On The English Premiership League: A View From Afar
October 24, 2009
Anton Goryunov writes from Moscow: Pardon me for asking, but does anyone in England treats the Premiership football league seriously anymore? Mind you, I’m not a big expert, I’m just an observer who gets an occasional glimpse of some Premiership match or looks through the sports pages of the British newspapers, picking up bits of information here and there.
Still, there are things that I simply cannot understand about the Premiership. For example, how come of the 20 clubs in the league only four have any realistic chance of winning the league while the rest are there to battle it out for the chance to be relegated to the Coca Cola Championship? This is supposed to be the most exciting football league in the world and yet, there are only four clubs in it that are technically capable of winning the trophy. Two clubs actually, Chelsea and Manchester United, that have been replacing each other at the top in the past 6 years while the other two, Arsenal and Liverpool, were mostly battling it out for the third and fourth places. It just does not look right when you know in advance who is going to win.
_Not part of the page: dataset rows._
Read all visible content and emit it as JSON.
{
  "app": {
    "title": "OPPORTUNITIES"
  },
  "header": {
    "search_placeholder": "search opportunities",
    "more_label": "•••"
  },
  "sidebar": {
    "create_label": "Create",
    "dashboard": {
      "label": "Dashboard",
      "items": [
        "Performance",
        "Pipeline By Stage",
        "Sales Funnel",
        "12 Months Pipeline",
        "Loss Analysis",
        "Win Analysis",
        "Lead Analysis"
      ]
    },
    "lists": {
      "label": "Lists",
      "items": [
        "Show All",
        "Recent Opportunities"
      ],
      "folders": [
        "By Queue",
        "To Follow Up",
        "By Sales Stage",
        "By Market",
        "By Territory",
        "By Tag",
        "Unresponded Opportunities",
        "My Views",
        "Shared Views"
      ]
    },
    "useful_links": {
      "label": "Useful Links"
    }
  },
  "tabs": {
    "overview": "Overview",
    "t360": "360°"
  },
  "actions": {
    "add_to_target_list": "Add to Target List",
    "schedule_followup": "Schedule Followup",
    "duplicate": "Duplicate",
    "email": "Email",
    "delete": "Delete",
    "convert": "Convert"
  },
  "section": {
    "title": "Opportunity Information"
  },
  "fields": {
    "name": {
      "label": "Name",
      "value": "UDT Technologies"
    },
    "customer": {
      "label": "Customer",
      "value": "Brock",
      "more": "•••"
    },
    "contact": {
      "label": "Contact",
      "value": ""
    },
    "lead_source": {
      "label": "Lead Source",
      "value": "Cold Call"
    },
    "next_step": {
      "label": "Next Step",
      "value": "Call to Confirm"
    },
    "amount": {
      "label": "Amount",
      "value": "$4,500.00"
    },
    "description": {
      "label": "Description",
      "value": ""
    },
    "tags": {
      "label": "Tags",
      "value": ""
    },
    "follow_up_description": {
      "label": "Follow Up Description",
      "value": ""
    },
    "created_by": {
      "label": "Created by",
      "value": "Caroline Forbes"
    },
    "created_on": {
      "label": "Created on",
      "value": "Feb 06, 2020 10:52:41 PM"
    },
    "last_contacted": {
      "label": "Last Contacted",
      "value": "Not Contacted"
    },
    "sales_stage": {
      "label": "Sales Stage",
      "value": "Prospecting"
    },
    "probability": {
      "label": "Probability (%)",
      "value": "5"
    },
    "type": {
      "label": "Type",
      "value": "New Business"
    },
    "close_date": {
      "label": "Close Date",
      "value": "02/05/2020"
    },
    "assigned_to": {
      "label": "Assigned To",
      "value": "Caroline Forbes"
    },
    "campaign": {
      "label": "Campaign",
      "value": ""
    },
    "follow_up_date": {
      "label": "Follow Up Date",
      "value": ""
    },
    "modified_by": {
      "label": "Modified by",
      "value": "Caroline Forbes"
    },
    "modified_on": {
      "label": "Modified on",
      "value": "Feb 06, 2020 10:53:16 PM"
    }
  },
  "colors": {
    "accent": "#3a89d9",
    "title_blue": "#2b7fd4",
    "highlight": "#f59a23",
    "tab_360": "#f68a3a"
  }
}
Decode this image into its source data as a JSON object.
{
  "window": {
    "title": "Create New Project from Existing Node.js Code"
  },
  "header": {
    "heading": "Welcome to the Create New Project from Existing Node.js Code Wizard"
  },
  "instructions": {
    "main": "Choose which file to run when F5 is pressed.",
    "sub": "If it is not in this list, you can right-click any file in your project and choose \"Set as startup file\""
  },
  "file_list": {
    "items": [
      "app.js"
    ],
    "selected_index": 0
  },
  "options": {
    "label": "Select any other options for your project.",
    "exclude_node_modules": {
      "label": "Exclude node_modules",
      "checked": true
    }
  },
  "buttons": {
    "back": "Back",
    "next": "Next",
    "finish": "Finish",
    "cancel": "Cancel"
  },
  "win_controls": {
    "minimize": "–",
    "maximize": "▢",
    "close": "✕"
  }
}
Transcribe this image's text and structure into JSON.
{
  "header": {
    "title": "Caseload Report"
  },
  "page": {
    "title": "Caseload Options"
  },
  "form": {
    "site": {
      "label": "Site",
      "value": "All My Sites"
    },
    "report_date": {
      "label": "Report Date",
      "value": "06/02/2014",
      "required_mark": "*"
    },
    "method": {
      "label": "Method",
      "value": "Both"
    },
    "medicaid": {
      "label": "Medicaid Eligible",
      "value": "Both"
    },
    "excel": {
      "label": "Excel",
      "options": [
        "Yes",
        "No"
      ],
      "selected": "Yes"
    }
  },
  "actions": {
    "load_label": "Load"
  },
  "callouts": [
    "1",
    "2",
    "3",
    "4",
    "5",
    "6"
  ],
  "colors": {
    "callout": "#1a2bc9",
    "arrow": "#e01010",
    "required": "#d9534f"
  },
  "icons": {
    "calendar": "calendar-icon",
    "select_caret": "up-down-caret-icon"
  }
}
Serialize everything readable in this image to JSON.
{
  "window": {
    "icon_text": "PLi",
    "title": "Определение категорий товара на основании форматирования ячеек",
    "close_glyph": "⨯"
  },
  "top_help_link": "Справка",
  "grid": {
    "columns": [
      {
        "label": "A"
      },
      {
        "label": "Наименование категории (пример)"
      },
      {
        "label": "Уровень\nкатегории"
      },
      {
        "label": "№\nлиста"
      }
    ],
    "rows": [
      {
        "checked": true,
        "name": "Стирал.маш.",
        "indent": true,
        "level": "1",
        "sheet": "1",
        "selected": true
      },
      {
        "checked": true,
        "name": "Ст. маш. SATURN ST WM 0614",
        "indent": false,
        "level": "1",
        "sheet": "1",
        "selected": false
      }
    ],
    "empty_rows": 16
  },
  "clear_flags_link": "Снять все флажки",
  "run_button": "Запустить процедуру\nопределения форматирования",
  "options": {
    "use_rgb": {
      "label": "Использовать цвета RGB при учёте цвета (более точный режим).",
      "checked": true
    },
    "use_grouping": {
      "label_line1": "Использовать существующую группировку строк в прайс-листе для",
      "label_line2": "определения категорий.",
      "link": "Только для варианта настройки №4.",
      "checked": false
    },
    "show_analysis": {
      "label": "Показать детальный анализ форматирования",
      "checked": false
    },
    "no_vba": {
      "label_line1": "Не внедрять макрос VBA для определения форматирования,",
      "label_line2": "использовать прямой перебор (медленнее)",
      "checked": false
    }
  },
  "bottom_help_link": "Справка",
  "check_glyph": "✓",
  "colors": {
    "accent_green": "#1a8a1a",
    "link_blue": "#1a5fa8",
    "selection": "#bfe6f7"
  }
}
And another thing I don’t understand: why pay so much money to players? They are not exactly showing too many outstanding performances. Most of the matches are not at all exciting, especially the predictable ones when the top clubs are playing with the underdogs. You can just as easily cut players’ salaries by half tomorrow, in line with the quality of their game. Most of these ball pushers don’t’ deserve all those millions. The level of football is not that great. Power play mostly and power play gets boring very quickly.
If the players would have been any good, then the scores in matches in the Premiership would have been different. You know, there would be five or six goals per game at least. But what do we have now? A lot of lazy games with 1:0 or 1;1. I’m sorry, but that is not worth a hundred grand a week that some of these players earn. It is not even worth ten grand a week. And how about 90 minutes of a match with a 0:0 result? That’s not entertainment. That’s a rip off, considering how expensive the tickets are.
And there’s more: why is it that clubs are allowed to buy foreign players and not develop their own talent? It just means that whoever has the money, wins. You do not really need tom put in any effort. Just pick talented young players from abroad and win. Not to mention that all these transfers only allow corruption to blossom in football. You do not have to follow football closely to understand that this whole transferral thing is corrupt in its essence. Not to mention that it undermines the national game and denies deprived youngsters the chance to become players instead of becoming criminals.
What I also don’t understand is how some of the huge club owners are always in debt? They seem to be buying clubs with money that they borrow from the banks and then the only thing they are concerned with is how to pay off that debt. The owners of Liverpool FC, whoever they are, cannot even fire their manager, Rafa Benitez, who is not delivering, simply because they don’t have the money to pay for his settlement. What is that? Is that football? Chelsea is in debt, Man U is in debt. It just doesn’t make sense.
But the most annoying thing for me about Premiership football comes with all those pathetic post-match and pre-match and in-between match interviews with managers and players. OK, I might understand footballers struggling with words. It’s not their thing. But what about the managers? They are supposed to be spokesmen for their teams and they are the ones who are expected to be able to explain to their thick players what it is that they have to do on the pitch. And yet they can’t string a sentence together. If they are so inarticulate shouldn’t the clubs hire people who can speak properly and can say something that is at least remotely entertaining. Why should we listen to all the boring drivel.
Something is just not right with the English Premiership.